Het is ook vermeldenswaard dat de Russische vloot een zwak commando had. Admiraals zoals N. S. Mordvinov en M. I. Voinovich waren geen krijgers, hoewel ze de volledige steun van het hof hadden en veel noodzakelijke connecties voor loopbaanontwikkeling. Deze admiraals waren besluiteloos, onbekwaam en gebrek aan initiatief, ze waren bang voor een open strijd. Ze hielden vast aan lineaire tactieken, ze geloofden dat het onmogelijk was om een beslissende strijd aan te gaan met een tegenstander met een zichtbare superioriteit. Dat wil zeggen, men geloofde dat als de vijand meer schepen, mensen en kanonnen had, het onmogelijk was om de strijd aan te gaan, omdat een nederlaag onvermijdelijk was. De Russische vloot had het geluk dat er op dit moment onder de hoge officieren van de vloot een beslissende en uitstekende militaire organisator Fyodor Fyodorovich Ushakov was. Ushakov had geen connecties aan het hof, was geen welvarende aristocraat en bereikte alles met zijn talent en harde werk en wijdde zijn hele leven aan de marine. De opperbevelhebber van de land- en zeestrijdkrachten in het zuiden van het rijk, veldmaarschalk Prins G. A. Potyomkin zag het talent van Ushakov en steunde hem. In de Liman-vloot werden op tijd dappere en vastberaden buitenlanders aangesteld: de Franse prins K. Nassau-Siegen en de Amerikaanse kapitein P. Jones.

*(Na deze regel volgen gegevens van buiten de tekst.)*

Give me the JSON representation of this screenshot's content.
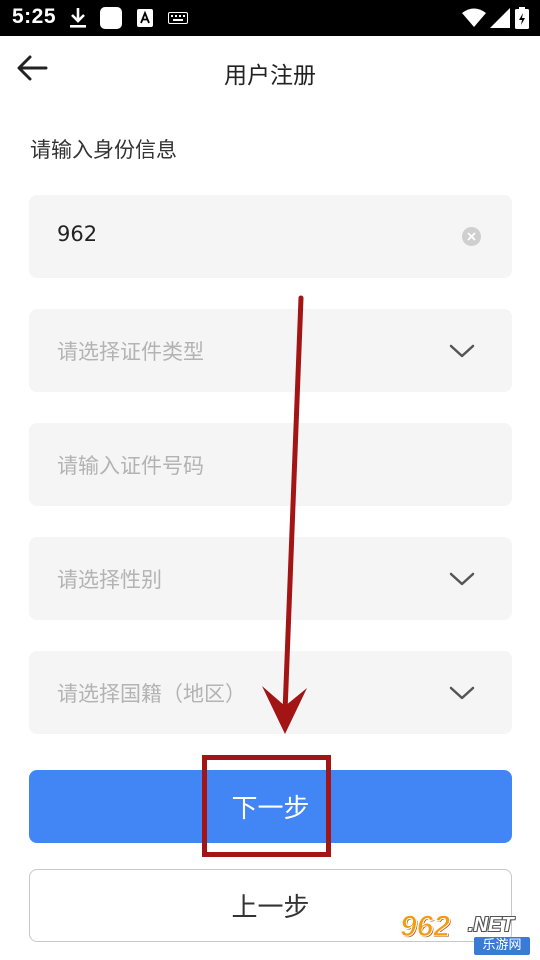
{
  "status_bar": {
    "time": "5:25",
    "icons": [
      "download-icon",
      "app-square-icon",
      "a-badge-icon",
      "keyboard-icon",
      "wifi-icon",
      "signal-icon",
      "battery-icon"
    ]
  },
  "nav": {
    "title": "用户注册",
    "back_icon": "arrow-left-icon"
  },
  "section_label": "请输入身份信息",
  "fields": {
    "name": {
      "value": "962"
    },
    "id_type": {
      "placeholder": "请选择证件类型"
    },
    "id_number": {
      "placeholder": "请输入证件号码"
    },
    "gender": {
      "placeholder": "请选择性别"
    },
    "nationality": {
      "placeholder": "请选择国籍（地区）"
    }
  },
  "buttons": {
    "next": "下一步",
    "previous": "上一步"
  },
  "annotation": {
    "color": "#a31515"
  },
  "watermark": {
    "logo": "962",
    "domain": ".NET",
    "site_name": "乐游网"
  },
  "colors": {
    "primary": "#4285f4",
    "field_bg": "#f5f5f5",
    "placeholder": "#b3b3b3"
  }
}
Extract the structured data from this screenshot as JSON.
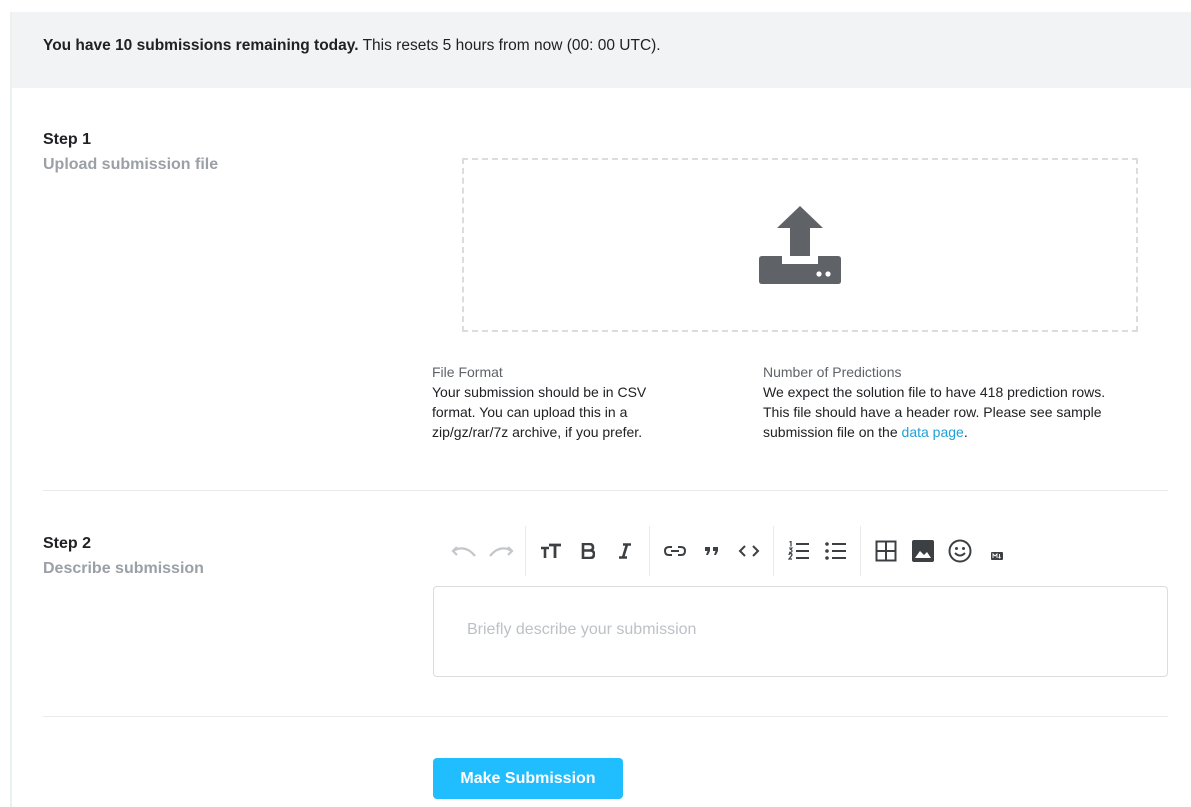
{
  "banner": {
    "bold_text": "You have 10 submissions remaining today.",
    "rest_text": " This resets 5 hours from now (00: 00 UTC)."
  },
  "step1": {
    "title": "Step 1",
    "subtitle": "Upload submission file",
    "upload_icon": "upload-icon",
    "file_format": {
      "label": "File Format",
      "lines": [
        "Your submission should be in CSV",
        "format. You can upload this in a",
        "zip/gz/rar/7z archive, if you prefer."
      ]
    },
    "predictions": {
      "label": "Number of Predictions",
      "lines": [
        "We expect the solution file to have 418 prediction rows.",
        "This file should have a header row. Please see sample"
      ],
      "last_line_prefix": "submission file on the ",
      "link_text": "data page",
      "last_line_suffix": "."
    }
  },
  "step2": {
    "title": "Step 2",
    "subtitle": "Describe submission",
    "toolbar_icons": [
      "undo-icon",
      "redo-icon",
      "text-size-icon",
      "bold-icon",
      "italic-icon",
      "link-icon",
      "quote-icon",
      "code-icon",
      "ordered-list-icon",
      "unordered-list-icon",
      "table-icon",
      "image-icon",
      "emoji-icon",
      "markdown-icon"
    ],
    "editor_placeholder": "Briefly describe your submission"
  },
  "actions": {
    "submit_label": "Make Submission"
  },
  "colors": {
    "accent": "#20beff",
    "link": "#20a0d8",
    "banner_bg": "#f1f3f4",
    "muted_text": "#9aa0a6"
  }
}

De Russische vloot was, ondanks haar jeugd en zwakte, in staat om met succes een sterke vijand te weerstaan. Van 1787-1788. De Liman-vloot sloeg met succes alle vijandelijke aanvallen af, het Turkse commando verloor veel schepen. De Turken konden hun superioriteit niet gebruiken in grote zeilschepen met krachtige artilleriewapens, aangezien er een situatie ontstond op de Liman, die doet denken aan de situatie op de Baltische scheren tijdens de Noordelijke Oorlog, toen de mobiele roeischepen van tsaar Peter met succes vochten tegen de Zweedse vloot. In de zeeslag van Ochakovsky (7, 17-18 juni, 1788) leden de Turken een zware nederlaag. Gedurende twee dagen van de strijd ("De nederlaag van de Turkse vloot in de Ochakov-slag") verloor de Turkse vloot 10 (van de 16) slagschepen en fregatten die door de kapudan pasja naar Liman waren gebracht. Nassau-Siegen schatte de totale vijandelijke verliezen op 478 kanonnen en 2.000 dode matrozen. Daarnaast werden 1.673 Turkse officieren en matrozen gevangengenomen.

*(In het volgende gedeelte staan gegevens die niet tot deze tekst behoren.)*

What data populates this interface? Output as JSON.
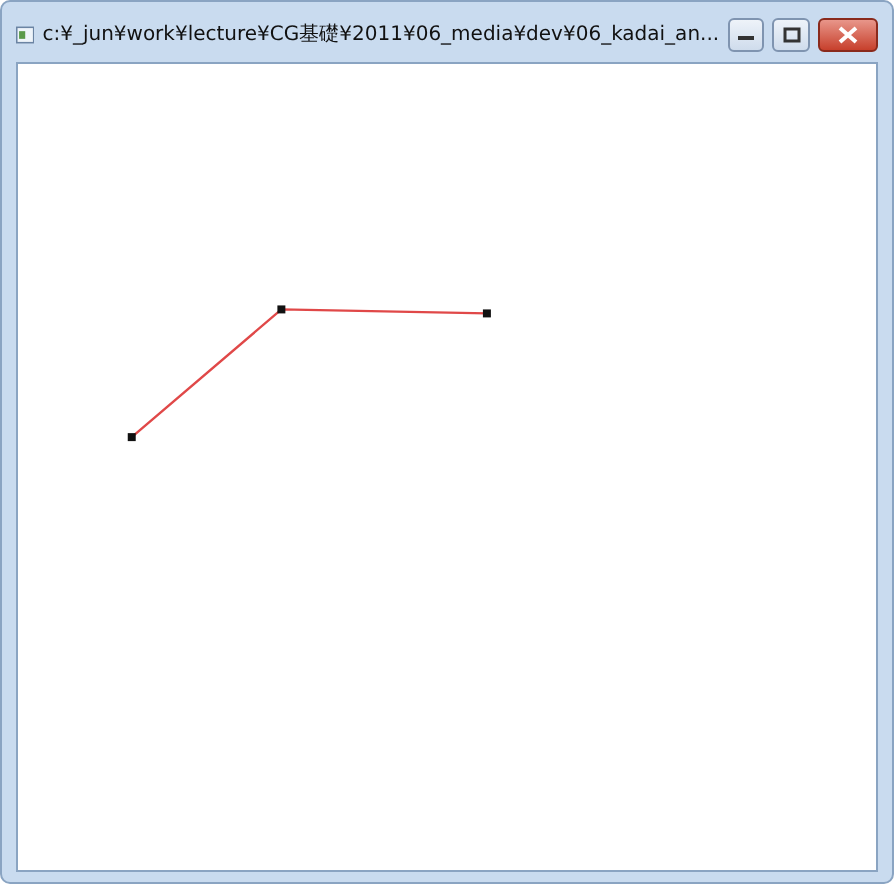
{
  "window": {
    "title": "c:¥_jun¥work¥lecture¥CG基礎¥2011¥06_media¥dev¥06_kadai_an..."
  }
}
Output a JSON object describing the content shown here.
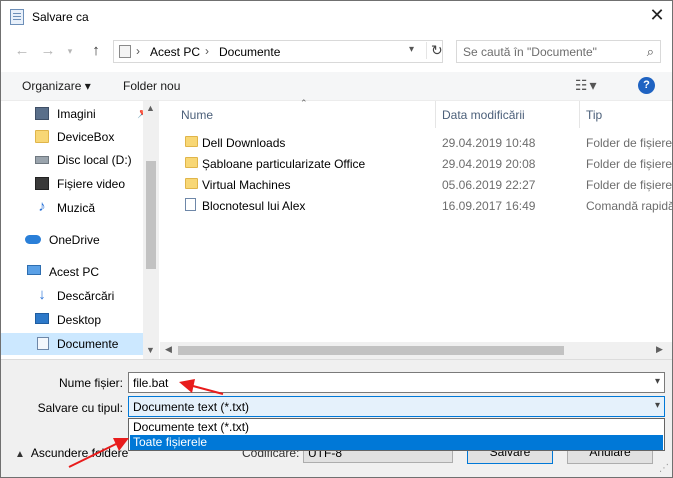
{
  "window": {
    "title": "Salvare ca",
    "close_label": "✕"
  },
  "address": {
    "crumbs": [
      "Acest PC",
      "Documente"
    ],
    "separator": "›"
  },
  "search": {
    "placeholder": "Se caută în \"Documente\""
  },
  "toolbar": {
    "organize_label": "Organizare",
    "organize_caret": "▾",
    "new_folder_label": "Folder nou",
    "help_label": "?"
  },
  "sidebar": {
    "items": [
      {
        "label": "Imagini",
        "icon": "images-icon"
      },
      {
        "label": "DeviceBox",
        "icon": "folder-icon"
      },
      {
        "label": "Disc local (D:)",
        "icon": "drive-icon"
      },
      {
        "label": "Fișiere video",
        "icon": "video-icon"
      },
      {
        "label": "Muzică",
        "icon": "music-icon"
      },
      {
        "label": "OneDrive",
        "icon": "onedrive-icon"
      },
      {
        "label": "Acest PC",
        "icon": "pc-icon"
      },
      {
        "label": "Descărcări",
        "icon": "download-icon"
      },
      {
        "label": "Desktop",
        "icon": "desktop-icon"
      },
      {
        "label": "Documente",
        "icon": "documents-icon",
        "selected": true
      }
    ]
  },
  "filelist": {
    "columns": [
      "Nume",
      "Data modificării",
      "Tip"
    ],
    "rows": [
      {
        "name": "Dell Downloads",
        "date": "29.04.2019 10:48",
        "type": "Folder de fișiere",
        "icon": "folder-icon"
      },
      {
        "name": "Șabloane particularizate Office",
        "date": "29.04.2019 20:08",
        "type": "Folder de fișiere",
        "icon": "folder-icon"
      },
      {
        "name": "Virtual Machines",
        "date": "05.06.2019 22:27",
        "type": "Folder de fișiere",
        "icon": "folder-icon"
      },
      {
        "name": "Blocnotesul lui Alex",
        "date": "16.09.2017 16:49",
        "type": "Comandă rapidă",
        "icon": "shortcut-icon"
      }
    ]
  },
  "form": {
    "filename_label": "Nume fișier:",
    "filename_value": "file.bat",
    "savetype_label": "Salvare cu tipul:",
    "savetype_value": "Documente text (*.txt)",
    "savetype_options": [
      "Documente text (*.txt)",
      "Toate fișierele"
    ],
    "hide_folders_label": "Ascundere foldere",
    "encoding_label": "Codificare:",
    "encoding_value": "UTF-8",
    "save_button": "Salvare",
    "cancel_button": "Anulare"
  },
  "colors": {
    "accent": "#0078d7",
    "selection": "#cce8ff",
    "annotation": "#e81c1c"
  }
}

Zo verloor de vloot van de sultan tien grote schepen en honderden matrozen. De Ottomanen behielden echter nog steeds voldoende kracht om op zee te vechten en een voordeel ten opzichte van de Russische zeilvloot.

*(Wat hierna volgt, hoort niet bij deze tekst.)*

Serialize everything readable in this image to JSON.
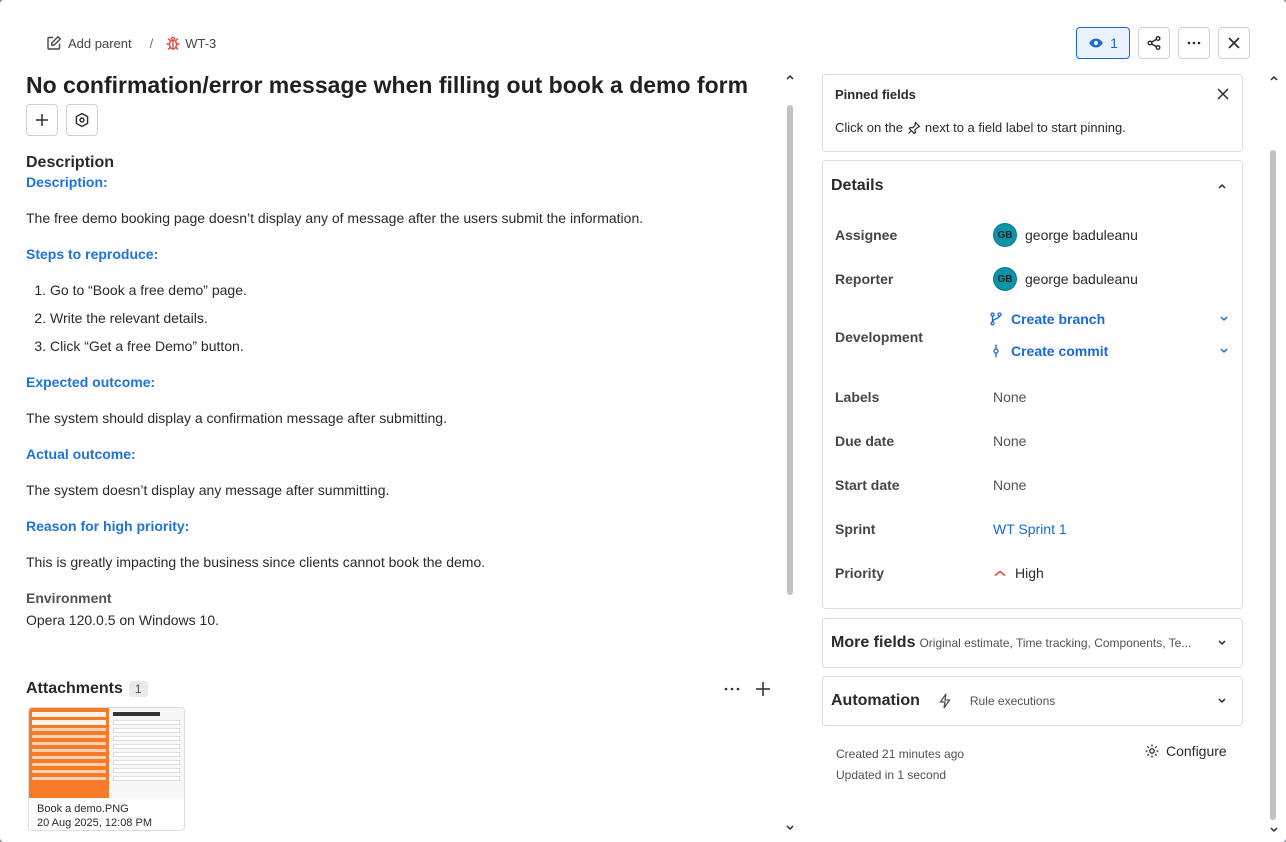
{
  "breadcrumb": {
    "add_parent": "Add parent",
    "separator": "/",
    "issue_key": "WT-3"
  },
  "header": {
    "watch_count": "1"
  },
  "issue": {
    "title": "No confirmation/error message when filling out book a demo form",
    "description_heading": "Description",
    "description": {
      "h_description": "Description:",
      "description": "The free demo booking page doesn’t display any of message after the users submit the information.",
      "h_steps": "Steps to reproduce:",
      "steps": [
        "Go to “Book a free demo” page.",
        "Write the relevant details.",
        "Click “Get a free Demo” button."
      ],
      "h_expected": "Expected outcome:",
      "expected": "The system should display a confirmation message after submitting.",
      "h_actual": "Actual outcome:",
      "actual": "The system doesn’t display any message after summitting.",
      "h_reason": "Reason for high priority:",
      "reason": "This is greatly impacting the business since clients cannot book the demo."
    },
    "environment_label": "Environment",
    "environment": "Opera 120.0.5 on Windows 10.",
    "attachments_label": "Attachments",
    "attachments_count": "1",
    "attachment": {
      "filename": "Book a demo.PNG",
      "date": "20 Aug 2025, 12:08 PM",
      "thumb_left_text": "ge Your People and\ntions In One Place",
      "thumb_right_text": "We Just Need a Few Details."
    }
  },
  "pinned": {
    "title": "Pinned fields",
    "text_before": "Click on the",
    "text_after": "next to a field label to start pinning."
  },
  "details": {
    "title": "Details",
    "assignee_label": "Assignee",
    "assignee_initials": "GB",
    "assignee": "george baduleanu",
    "reporter_label": "Reporter",
    "reporter_initials": "GB",
    "reporter": "george baduleanu",
    "development_label": "Development",
    "create_branch": "Create branch",
    "create_commit": "Create commit",
    "labels_label": "Labels",
    "labels": "None",
    "due_label": "Due date",
    "due": "None",
    "start_label": "Start date",
    "start": "None",
    "sprint_label": "Sprint",
    "sprint": "WT Sprint 1",
    "priority_label": "Priority",
    "priority": "High",
    "priority_color": "#e2483d"
  },
  "more_fields": {
    "title": "More fields",
    "summary": "Original estimate, Time tracking, Components, Te..."
  },
  "automation": {
    "title": "Automation",
    "summary": "Rule executions"
  },
  "meta": {
    "created": "Created 21 minutes ago",
    "updated": "Updated in 1 second",
    "configure": "Configure"
  },
  "colors": {
    "accent": "#1868db",
    "heading_blue": "#1e73d8",
    "avatar": "#0e93a8"
  }
}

Slag bij het eiland Fidonisi

Terwijl er hevige gevechten waren in de monding van de Dnjepr-Bug, was het Sebastopol-eskader inactief, omdat het zich aan de basis bevond. Schout-bij-nacht Voinovich was bang voor een gevecht met superieure vijandelijke troepen. De besluiteloze admiraal vond voortdurend een reden om geen schepen op zee te laten. Laat met het terugtrekken van de vloot naar zee, stelde hij in de herfst de schepen bloot aan een zware storm. Het squadron werd gerepareerd voor meer dan zes maanden. Pas in het voorjaar van 1788 werd de gevechtscapaciteit hersteld. Voinovich had weer geen haast om naar zee te gaan. Omdat hij de numerieke sterkte van de Ottomaanse vloot van Hassan Pasha kende, was hij bang om de vijand te ontmoeten en bedacht hij verschillende excuses om het vertrek van het squadron naar de zee uit te stellen. Pas na de beslissende eisen van Potemkin ging het eskader van Voinovich naar zee.

Op 18 juni 1788 ging het marine-eskader van Sebastopol, bestaande uit twee slagschepen, twee 50-kanonnen en acht 40-kanonnen fregatten (552 kanonnen), een 18-kanonfregat, twintig kleine kruisschepen en drie brandschepen, de zee op. De vlootcommandant, vice-admiraal Voinovich (vlag op het 66-kanon schip Transfiguration of the Lord), stuurde in overeenstemming met het bevel van Potemkin de vloot naar Ochakov om de Turkse vloot ervan af te leiden.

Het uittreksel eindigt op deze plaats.